There was just a slight bit of hesitation as the information was digested. Then—"No!" humanity roared back through such mass-communication media as televi­sion, newspapers, reverberating jungle drums, and mule-mounted backwoods mes­senger. "We will not stand aloof. We will help you destroy this menace to the very fabric of civilization! Just tell us what you want us to do!"
Well, nothing in particular, the aliens replied with some embarrassment. Possibly in a little while there might be something—several little things, in fact—which could be quite useful; but, for the moment, if we would concentrate on not getting in their way when they serviced their gun-mounts, they would be very grateful, really...
This reply tended to create a large amount of uncertainty among the two billion of Earth's human population. For several days afterward, there was a planet-wide ten­dency—the legend has come down to us—of people failing to meet each other's eyes.

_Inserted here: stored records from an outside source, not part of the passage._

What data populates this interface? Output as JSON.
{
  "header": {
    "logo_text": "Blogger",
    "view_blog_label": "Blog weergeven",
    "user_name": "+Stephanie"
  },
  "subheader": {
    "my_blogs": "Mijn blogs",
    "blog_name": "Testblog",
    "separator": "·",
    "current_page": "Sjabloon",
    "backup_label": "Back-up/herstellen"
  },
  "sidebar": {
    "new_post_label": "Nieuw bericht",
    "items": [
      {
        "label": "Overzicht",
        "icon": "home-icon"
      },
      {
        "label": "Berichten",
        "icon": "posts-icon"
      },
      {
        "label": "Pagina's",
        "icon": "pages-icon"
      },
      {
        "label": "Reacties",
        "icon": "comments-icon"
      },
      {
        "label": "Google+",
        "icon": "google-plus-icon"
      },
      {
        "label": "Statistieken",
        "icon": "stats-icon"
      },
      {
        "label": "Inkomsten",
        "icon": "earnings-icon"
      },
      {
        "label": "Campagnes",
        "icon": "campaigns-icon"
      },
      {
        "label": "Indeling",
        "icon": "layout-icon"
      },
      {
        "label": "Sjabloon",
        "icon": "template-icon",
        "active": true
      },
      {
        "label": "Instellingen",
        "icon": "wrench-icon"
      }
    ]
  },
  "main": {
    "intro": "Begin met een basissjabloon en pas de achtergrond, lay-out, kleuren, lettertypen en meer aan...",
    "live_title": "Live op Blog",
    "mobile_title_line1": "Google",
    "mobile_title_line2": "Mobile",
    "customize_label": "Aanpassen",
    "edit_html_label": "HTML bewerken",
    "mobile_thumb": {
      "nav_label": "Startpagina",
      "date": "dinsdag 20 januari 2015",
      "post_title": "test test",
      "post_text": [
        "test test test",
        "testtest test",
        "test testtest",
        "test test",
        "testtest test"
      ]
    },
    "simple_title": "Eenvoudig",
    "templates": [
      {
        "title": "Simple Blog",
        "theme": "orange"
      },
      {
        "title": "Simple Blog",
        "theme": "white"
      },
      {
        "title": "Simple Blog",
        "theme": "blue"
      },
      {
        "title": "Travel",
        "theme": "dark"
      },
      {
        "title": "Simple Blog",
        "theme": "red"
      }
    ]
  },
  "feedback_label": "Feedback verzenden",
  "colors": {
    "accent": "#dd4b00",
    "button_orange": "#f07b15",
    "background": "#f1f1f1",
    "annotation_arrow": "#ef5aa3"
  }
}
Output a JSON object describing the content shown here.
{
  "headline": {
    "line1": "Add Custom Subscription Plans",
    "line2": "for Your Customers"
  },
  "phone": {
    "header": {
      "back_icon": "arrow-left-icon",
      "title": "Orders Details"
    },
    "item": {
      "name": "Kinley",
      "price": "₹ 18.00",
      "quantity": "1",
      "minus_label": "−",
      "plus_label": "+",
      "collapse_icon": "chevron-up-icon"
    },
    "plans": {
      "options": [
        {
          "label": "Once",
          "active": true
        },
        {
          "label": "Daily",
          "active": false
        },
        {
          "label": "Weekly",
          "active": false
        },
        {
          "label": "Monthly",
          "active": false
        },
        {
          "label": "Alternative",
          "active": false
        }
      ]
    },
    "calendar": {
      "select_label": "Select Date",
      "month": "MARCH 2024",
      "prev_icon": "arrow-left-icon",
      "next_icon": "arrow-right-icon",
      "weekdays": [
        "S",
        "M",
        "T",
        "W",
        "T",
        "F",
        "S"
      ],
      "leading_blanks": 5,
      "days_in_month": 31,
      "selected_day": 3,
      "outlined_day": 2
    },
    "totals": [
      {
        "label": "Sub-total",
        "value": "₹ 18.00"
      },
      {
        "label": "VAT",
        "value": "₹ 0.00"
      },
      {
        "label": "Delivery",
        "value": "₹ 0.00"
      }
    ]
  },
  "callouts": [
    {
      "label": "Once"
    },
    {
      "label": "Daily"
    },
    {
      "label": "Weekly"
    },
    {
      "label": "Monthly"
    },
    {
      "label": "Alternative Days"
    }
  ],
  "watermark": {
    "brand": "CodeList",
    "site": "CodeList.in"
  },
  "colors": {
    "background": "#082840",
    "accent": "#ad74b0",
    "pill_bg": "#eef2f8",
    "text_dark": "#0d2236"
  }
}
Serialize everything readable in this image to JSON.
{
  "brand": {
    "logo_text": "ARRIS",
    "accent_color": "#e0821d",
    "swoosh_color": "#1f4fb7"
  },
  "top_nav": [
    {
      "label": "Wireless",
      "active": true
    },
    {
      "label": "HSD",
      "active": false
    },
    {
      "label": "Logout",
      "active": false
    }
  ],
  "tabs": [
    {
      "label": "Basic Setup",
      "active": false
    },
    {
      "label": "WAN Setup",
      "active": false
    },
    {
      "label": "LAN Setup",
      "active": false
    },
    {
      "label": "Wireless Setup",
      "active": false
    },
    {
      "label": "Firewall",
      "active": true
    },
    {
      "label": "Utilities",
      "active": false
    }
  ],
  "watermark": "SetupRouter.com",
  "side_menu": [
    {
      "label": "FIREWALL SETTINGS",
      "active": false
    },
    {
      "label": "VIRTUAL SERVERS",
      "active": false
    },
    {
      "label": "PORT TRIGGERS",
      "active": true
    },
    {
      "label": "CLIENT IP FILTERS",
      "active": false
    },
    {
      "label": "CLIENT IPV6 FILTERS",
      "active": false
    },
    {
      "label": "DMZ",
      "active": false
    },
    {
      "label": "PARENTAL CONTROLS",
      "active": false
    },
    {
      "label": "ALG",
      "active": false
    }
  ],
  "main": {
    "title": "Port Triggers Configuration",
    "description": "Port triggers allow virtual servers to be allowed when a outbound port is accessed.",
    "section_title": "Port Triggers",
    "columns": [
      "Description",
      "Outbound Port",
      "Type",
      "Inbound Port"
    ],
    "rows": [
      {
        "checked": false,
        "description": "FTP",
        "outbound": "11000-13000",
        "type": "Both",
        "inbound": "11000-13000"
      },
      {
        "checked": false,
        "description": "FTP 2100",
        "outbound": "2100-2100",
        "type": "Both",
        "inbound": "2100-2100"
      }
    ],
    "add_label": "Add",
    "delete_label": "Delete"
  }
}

But then Man rallied from this substantial blow to his pride. He would be useful, be it ever so humbly, to the race which had liberated him from potential subjugation by the ineffably ugly Troxxt. For this, let us remember well our ancestors! Let us hymn their sincere efforts amid their ignorance!
All standing armies, all air and sea fleets, were reorganized into guard-patrols around the Dendi weapons; no human might approach within two miles of the murmuring machinery without a pass countersigned by the Dendi. Since they were never known to sign such a pass during the entire period of their stay on this planet, however, this loophole-provision was never exercised as far as is known; and the immediate neighborhood of the extraterrestrial weapons became and remained henceforth wholesomely free of two-legged creatures.

Cooperation with our liberators took precedence over all other human activities. The order of the day was a slogan first given voice by a Harvard professor of government in a querulous radio round table on "Man's Place in a Somewhat Overcivilized Universe."
"Let us forget our individual egos and collective conceits," the professor cried at one point. "Let us subordinate everything—to the end that the freedom of the solar system in general, and Earth in particular, must and shall be preserved!"